では、Nokia本体との連携はどうか。各ビジネスプログラムにエグゼクティブ・スポンサーを設ける。エグゼクティブ・スポンサーはガイドや支援をする役割を持ち、Nokiaでエグゼクティブレベルに就いている人が担当する。

Nokiaはブランド力、携帯電話の普及率、ディストリビューションチャネル、パートナー、開発者コミュニティを持つが、これらは新しい事業を展開するにあたり心強い資産となる。Nokiaに入社する前にベンチャー企業に勤務したというPaavola氏は、「名刺だけでも違う。

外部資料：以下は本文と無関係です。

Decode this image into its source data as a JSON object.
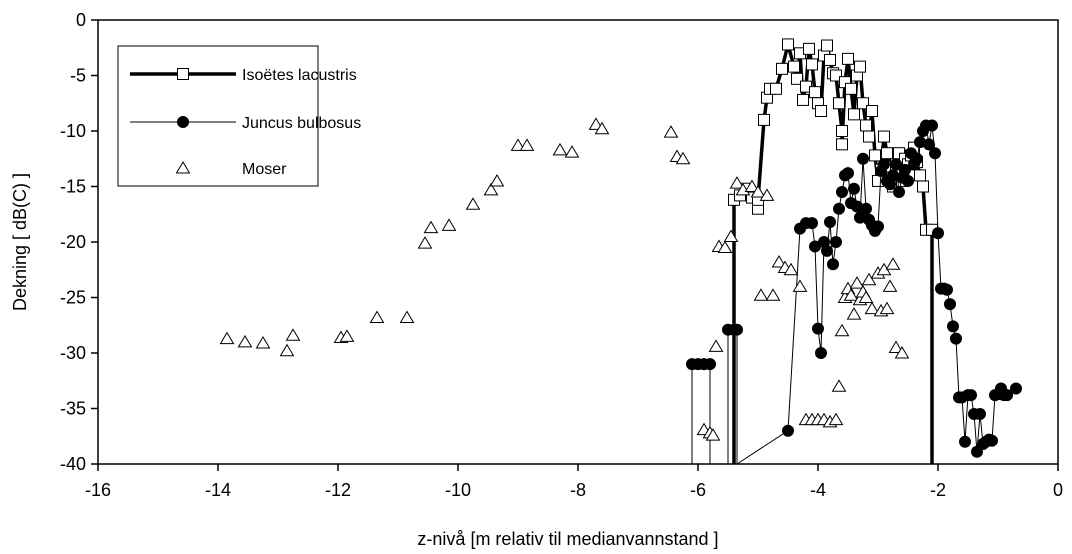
{
  "chart_data": {
    "type": "scatter",
    "xlabel": "z-nivå [m relativ til medianvannstand ]",
    "ylabel": "Dekning [ dB(C) ]",
    "xlim": [
      -16,
      0
    ],
    "ylim": [
      -40,
      0
    ],
    "x_ticks": [
      -16,
      -14,
      -12,
      -10,
      -8,
      -6,
      -4,
      -2,
      0
    ],
    "y_ticks": [
      0,
      -5,
      -10,
      -15,
      -20,
      -25,
      -30,
      -35,
      -40
    ],
    "x_tick_labels": [
      "-16",
      "-14",
      "-12",
      "-10",
      "-8",
      "-6",
      "-4",
      "-2",
      "0"
    ],
    "y_tick_labels": [
      "0",
      "-5",
      "-10",
      "-15",
      "-20",
      "-25",
      "-30",
      "-35",
      "-40"
    ],
    "grid": false,
    "legend_position": "top-left",
    "series": [
      {
        "name": "Isoëtes lacustris",
        "style": "thick-line-open-square",
        "points": [
          [
            -5.4,
            -40
          ],
          [
            -5.4,
            -16.2
          ],
          [
            -5.3,
            -15.8
          ],
          [
            -5.2,
            -15.2
          ],
          [
            -5.1,
            -16.0
          ],
          [
            -5.0,
            -17.0
          ],
          [
            -5.0,
            -16.2
          ],
          [
            -4.9,
            -9.0
          ],
          [
            -4.85,
            -7.0
          ],
          [
            -4.8,
            -6.2
          ],
          [
            -4.7,
            -6.2
          ],
          [
            -4.6,
            -4.4
          ],
          [
            -4.5,
            -2.2
          ],
          [
            -4.4,
            -4.2
          ],
          [
            -4.35,
            -5.3
          ],
          [
            -4.3,
            -3.0
          ],
          [
            -4.25,
            -7.2
          ],
          [
            -4.2,
            -6.0
          ],
          [
            -4.15,
            -2.6
          ],
          [
            -4.1,
            -4.0
          ],
          [
            -4.05,
            -6.5
          ],
          [
            -4.0,
            -7.5
          ],
          [
            -3.95,
            -8.2
          ],
          [
            -3.9,
            -3.2
          ],
          [
            -3.85,
            -2.3
          ],
          [
            -3.8,
            -3.6
          ],
          [
            -3.75,
            -4.8
          ],
          [
            -3.7,
            -5.0
          ],
          [
            -3.65,
            -7.5
          ],
          [
            -3.6,
            -10.0
          ],
          [
            -3.6,
            -11.2
          ],
          [
            -3.55,
            -5.6
          ],
          [
            -3.5,
            -3.5
          ],
          [
            -3.45,
            -6.2
          ],
          [
            -3.4,
            -8.5
          ],
          [
            -3.35,
            -5.0
          ],
          [
            -3.3,
            -4.2
          ],
          [
            -3.25,
            -7.5
          ],
          [
            -3.2,
            -9.5
          ],
          [
            -3.15,
            -10.5
          ],
          [
            -3.1,
            -8.2
          ],
          [
            -3.05,
            -12.2
          ],
          [
            -3.0,
            -14.5
          ],
          [
            -2.95,
            -13.5
          ],
          [
            -2.9,
            -10.5
          ],
          [
            -2.85,
            -12.0
          ],
          [
            -2.8,
            -13.2
          ],
          [
            -2.75,
            -15.0
          ],
          [
            -2.7,
            -13.0
          ],
          [
            -2.65,
            -12.0
          ],
          [
            -2.6,
            -14.5
          ],
          [
            -2.55,
            -12.5
          ],
          [
            -2.5,
            -13.0
          ],
          [
            -2.45,
            -12.2
          ],
          [
            -2.4,
            -11.5
          ],
          [
            -2.35,
            -12.8
          ],
          [
            -2.3,
            -14.0
          ],
          [
            -2.25,
            -15.0
          ],
          [
            -2.2,
            -18.9
          ],
          [
            -2.1,
            -18.9
          ],
          [
            -2.1,
            -40
          ]
        ]
      },
      {
        "name": "Juncus bulbosus",
        "style": "thin-line-filled-circle",
        "points": [
          [
            -6.1,
            -40
          ],
          [
            -6.1,
            -31.0
          ],
          [
            -6.0,
            -31.0
          ],
          [
            -5.9,
            -31.0
          ],
          [
            -5.8,
            -31.0
          ],
          [
            -5.8,
            -40
          ],
          [
            -5.5,
            -40
          ],
          [
            -5.5,
            -27.9
          ],
          [
            -5.4,
            -27.9
          ],
          [
            -5.35,
            -27.9
          ],
          [
            -5.35,
            -40
          ],
          [
            -4.5,
            -37.0
          ],
          [
            -4.3,
            -18.8
          ],
          [
            -4.2,
            -18.3
          ],
          [
            -4.1,
            -18.3
          ],
          [
            -4.05,
            -20.4
          ],
          [
            -4.0,
            -27.8
          ],
          [
            -3.95,
            -30.0
          ],
          [
            -3.9,
            -20.0
          ],
          [
            -3.85,
            -20.8
          ],
          [
            -3.8,
            -18.2
          ],
          [
            -3.75,
            -22.0
          ],
          [
            -3.7,
            -20.0
          ],
          [
            -3.65,
            -17.0
          ],
          [
            -3.6,
            -15.5
          ],
          [
            -3.55,
            -14.0
          ],
          [
            -3.5,
            -13.8
          ],
          [
            -3.45,
            -16.5
          ],
          [
            -3.4,
            -15.2
          ],
          [
            -3.35,
            -16.8
          ],
          [
            -3.3,
            -17.8
          ],
          [
            -3.25,
            -12.5
          ],
          [
            -3.2,
            -17.0
          ],
          [
            -3.15,
            -18.0
          ],
          [
            -3.1,
            -18.5
          ],
          [
            -3.05,
            -19.0
          ],
          [
            -3.0,
            -18.6
          ],
          [
            -2.95,
            -13.6
          ],
          [
            -2.9,
            -13.0
          ],
          [
            -2.85,
            -14.5
          ],
          [
            -2.8,
            -14.8
          ],
          [
            -2.75,
            -14.0
          ],
          [
            -2.7,
            -13.0
          ],
          [
            -2.65,
            -15.5
          ],
          [
            -2.6,
            -14.2
          ],
          [
            -2.55,
            -13.5
          ],
          [
            -2.5,
            -14.5
          ],
          [
            -2.45,
            -12.0
          ],
          [
            -2.4,
            -13.0
          ],
          [
            -2.35,
            -12.5
          ],
          [
            -2.3,
            -11.0
          ],
          [
            -2.25,
            -10.0
          ],
          [
            -2.2,
            -9.5
          ],
          [
            -2.15,
            -11.2
          ],
          [
            -2.1,
            -9.5
          ],
          [
            -2.05,
            -12.0
          ],
          [
            -2.0,
            -19.2
          ],
          [
            -1.95,
            -24.2
          ],
          [
            -1.9,
            -24.2
          ],
          [
            -1.85,
            -24.3
          ],
          [
            -1.8,
            -25.6
          ],
          [
            -1.75,
            -27.6
          ],
          [
            -1.7,
            -28.7
          ],
          [
            -1.65,
            -34.0
          ],
          [
            -1.6,
            -34.0
          ],
          [
            -1.55,
            -38.0
          ],
          [
            -1.5,
            -33.8
          ],
          [
            -1.45,
            -33.8
          ],
          [
            -1.4,
            -35.5
          ],
          [
            -1.35,
            -38.9
          ],
          [
            -1.3,
            -35.5
          ],
          [
            -1.25,
            -38.2
          ],
          [
            -1.2,
            -38.0
          ],
          [
            -1.15,
            -37.8
          ],
          [
            -1.1,
            -37.9
          ],
          [
            -1.05,
            -33.8
          ],
          [
            -1.0,
            -33.7
          ],
          [
            -0.95,
            -33.2
          ],
          [
            -0.9,
            -33.8
          ],
          [
            -0.85,
            -33.8
          ],
          [
            -0.7,
            -33.2
          ]
        ]
      },
      {
        "name": "Moser",
        "style": "open-triangle",
        "points": [
          [
            -13.85,
            -28.7
          ],
          [
            -13.55,
            -29.0
          ],
          [
            -13.25,
            -29.1
          ],
          [
            -12.85,
            -29.8
          ],
          [
            -12.75,
            -28.4
          ],
          [
            -11.95,
            -28.6
          ],
          [
            -11.85,
            -28.5
          ],
          [
            -11.35,
            -26.8
          ],
          [
            -10.85,
            -26.8
          ],
          [
            -10.55,
            -20.1
          ],
          [
            -10.45,
            -18.7
          ],
          [
            -10.15,
            -18.5
          ],
          [
            -9.75,
            -16.6
          ],
          [
            -9.45,
            -15.3
          ],
          [
            -9.35,
            -14.5
          ],
          [
            -9.0,
            -11.3
          ],
          [
            -8.85,
            -11.3
          ],
          [
            -8.3,
            -11.7
          ],
          [
            -8.1,
            -11.9
          ],
          [
            -7.7,
            -9.4
          ],
          [
            -7.6,
            -9.8
          ],
          [
            -6.45,
            -10.1
          ],
          [
            -6.35,
            -12.3
          ],
          [
            -6.25,
            -12.5
          ],
          [
            -5.9,
            -36.9
          ],
          [
            -5.8,
            -37.2
          ],
          [
            -5.75,
            -37.4
          ],
          [
            -5.7,
            -29.4
          ],
          [
            -5.65,
            -20.4
          ],
          [
            -5.55,
            -20.5
          ],
          [
            -5.45,
            -19.5
          ],
          [
            -5.35,
            -14.7
          ],
          [
            -5.25,
            -15.3
          ],
          [
            -5.1,
            -15.0
          ],
          [
            -5.0,
            -15.5
          ],
          [
            -4.95,
            -24.8
          ],
          [
            -4.85,
            -15.8
          ],
          [
            -4.75,
            -24.8
          ],
          [
            -4.65,
            -21.8
          ],
          [
            -4.55,
            -22.3
          ],
          [
            -4.45,
            -22.5
          ],
          [
            -4.3,
            -24.0
          ],
          [
            -4.2,
            -36.0
          ],
          [
            -4.1,
            -36.0
          ],
          [
            -4.0,
            -36.0
          ],
          [
            -3.9,
            -36.0
          ],
          [
            -3.8,
            -36.2
          ],
          [
            -3.7,
            -36.0
          ],
          [
            -3.65,
            -33.0
          ],
          [
            -3.6,
            -28.0
          ],
          [
            -3.55,
            -25.0
          ],
          [
            -3.5,
            -24.2
          ],
          [
            -3.45,
            -24.8
          ],
          [
            -3.4,
            -26.5
          ],
          [
            -3.35,
            -23.7
          ],
          [
            -3.3,
            -25.2
          ],
          [
            -3.25,
            -24.5
          ],
          [
            -3.2,
            -25.0
          ],
          [
            -3.15,
            -23.4
          ],
          [
            -3.1,
            -26.0
          ],
          [
            -3.0,
            -22.8
          ],
          [
            -2.95,
            -26.2
          ],
          [
            -2.9,
            -22.5
          ],
          [
            -2.85,
            -26.0
          ],
          [
            -2.8,
            -24.0
          ],
          [
            -2.75,
            -22.0
          ],
          [
            -2.7,
            -29.5
          ],
          [
            -2.6,
            -30.0
          ]
        ]
      }
    ]
  }
}
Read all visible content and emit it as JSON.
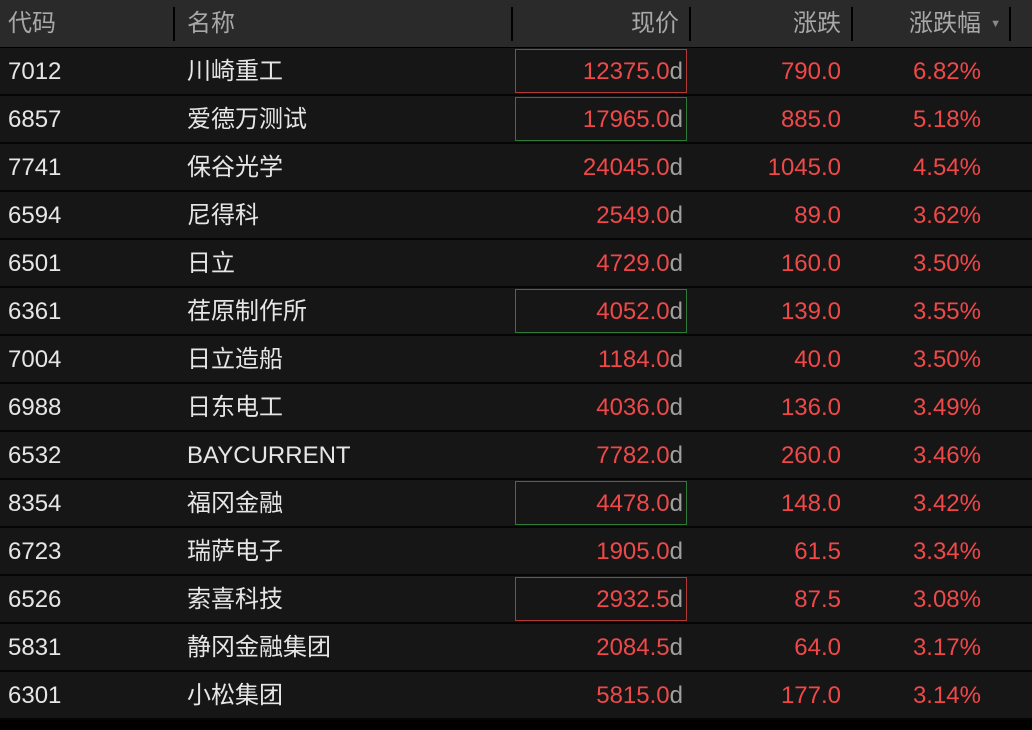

Nokiaの名刺なら門前払いはない」と笑う。

新しいビジネスプログラムは、中国、インド、フィンランド、米国などではじまっており、近いうちに日本でも開始したいという。

ベンチャー投資企業Nauta Capitalによると、モバイル業界の市場規模は、端末が1,000億ドル、サービスが8,000億ドル。モバイルゲームは2,120億ドル、モバイル音楽は860億ドルなどの周辺事業を加えると、なんと1兆7,000億ドルにも膨れるという。「モバイルには、幅広い分野で大きな事業機会がある」とPaavola氏。

Nokiaが興味を持っている分野は、財務サービス、ヘルスケア、教育、ホーム、物理世界との接続などという。Paavola氏は最後の物理世界との接続として、「Point&Find」を数カ月後にローンチすることを発表した。身の回りにあるモノを携帯電話のカメラ機能でポイントし、その情報を得るというものだ。「物理世界にあるオブジェクトに関する情報をシンプルに取得できる」とPaavola氏。

Point&Findは、数年前に研究開発プロジェクトがスタートし、研究だけでなく、買収を経て成長させた。当初は映画のポスターで提供される予定だが、さまざまな可能性がある。タクシーをポイントしてタクシーを呼ぶアクションに結びつけられるかもしれない。空をポイントして天気情報を得る、レストランをポイントしてレビューやメニュー情報を取得する、なども考えられる。これを利用して、ブランドや企業はユーザーのエンゲージを強化するようなキャンペーン/広告を展開できるとNokiaは見ている。「インターネット広告は、測定とユーザー特定というオフライン広告にはないメリットがあるために成功した。携帯電話により、屋外でもバーチャルに広告が打てる」という。